Semente e Fruto (Cora Coralina)
Data 05/09/2011 19:56:03 | Tópico: Poemas -> Dedicatória
| Um dia, houve. Eu era jovem, cheia de sonhos. Rica de imensa pobreza que me limitava entre oito mulheres que me governavam. E eu parti em busca do meu destino. Ninguém me estendeu a mão. Ninguém me ajudou e todos me jogaram pedras.
Despojada. Apedrejada. Sozinha e perdida nos caminhos incertos da vida. E fui caminhando, caminhando... E me nasceram filhos. E foram eles, frágeis e pequeninos, carecendo de cuidados, crescendo devagarinho.

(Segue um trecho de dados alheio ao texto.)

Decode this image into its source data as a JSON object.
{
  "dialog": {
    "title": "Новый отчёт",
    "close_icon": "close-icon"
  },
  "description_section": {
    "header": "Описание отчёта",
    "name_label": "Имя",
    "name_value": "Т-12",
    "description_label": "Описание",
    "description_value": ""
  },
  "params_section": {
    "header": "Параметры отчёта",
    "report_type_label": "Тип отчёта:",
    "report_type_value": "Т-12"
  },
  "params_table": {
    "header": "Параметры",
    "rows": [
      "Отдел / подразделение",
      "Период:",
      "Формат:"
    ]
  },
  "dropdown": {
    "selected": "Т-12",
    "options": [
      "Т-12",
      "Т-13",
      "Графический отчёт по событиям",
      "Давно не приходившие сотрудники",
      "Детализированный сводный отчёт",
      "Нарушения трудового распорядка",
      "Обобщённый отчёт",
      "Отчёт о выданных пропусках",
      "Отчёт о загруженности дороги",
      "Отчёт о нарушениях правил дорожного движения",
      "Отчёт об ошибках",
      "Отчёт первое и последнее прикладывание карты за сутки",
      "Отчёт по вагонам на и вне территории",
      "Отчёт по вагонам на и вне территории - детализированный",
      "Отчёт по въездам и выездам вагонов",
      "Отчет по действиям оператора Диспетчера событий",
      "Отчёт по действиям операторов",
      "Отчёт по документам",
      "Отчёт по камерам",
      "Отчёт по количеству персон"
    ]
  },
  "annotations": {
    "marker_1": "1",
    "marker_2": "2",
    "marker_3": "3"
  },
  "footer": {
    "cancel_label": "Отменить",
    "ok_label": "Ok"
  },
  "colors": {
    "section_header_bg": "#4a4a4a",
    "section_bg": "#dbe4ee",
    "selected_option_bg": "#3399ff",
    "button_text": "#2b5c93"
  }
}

E foram eles a rocha onde me amparei, anteparo à tormenta que viera sobre mim.
Foram eles, na sua fragilidade infante, poste e alicerce, paredes e cobertura, segurança de um lar que o vento da insânia ameaçava desabar. Filhos, pequeninos e frágeis... eu os carregava, eu os alimentava? Não. Foram eles que me carregaram, que me alimentaram.
Foram correntes, amarras, embasamentos. Foram fortes demais. Construíram a minha resistência. Filhos, fostes pão e água no meu deserto. Sombra na minha solidão. Refúgio do meu nada. Removi pedras, quebrei as arestas da vida e [plantei roseiras. Fostes, para mim, semente e fruto. Na vossa inconsciência infantil. Fostes unidade e agregação.
Crescestes numa escola de luta e trabalho, depois, cada qual se foi ao seu melhor destino. E a velha mãe sozinha devia ainda um exemplo de trabalho e de coragem. Minha última dívida de gratidão aos filhos. Fiz a caminhada de retorno às raízes ancestrais. Voltei às origens da minha vida, escrevi o "Cântico da Volta".
Assim devia ser. Fiz um nome bonito de doceira, glória maior. E nas pedras rudes do meu berço gravei poemas.
Cora Coralina,coleção melhores poemas, Editora Global,3a. Ed., 2008, pág. 241-242.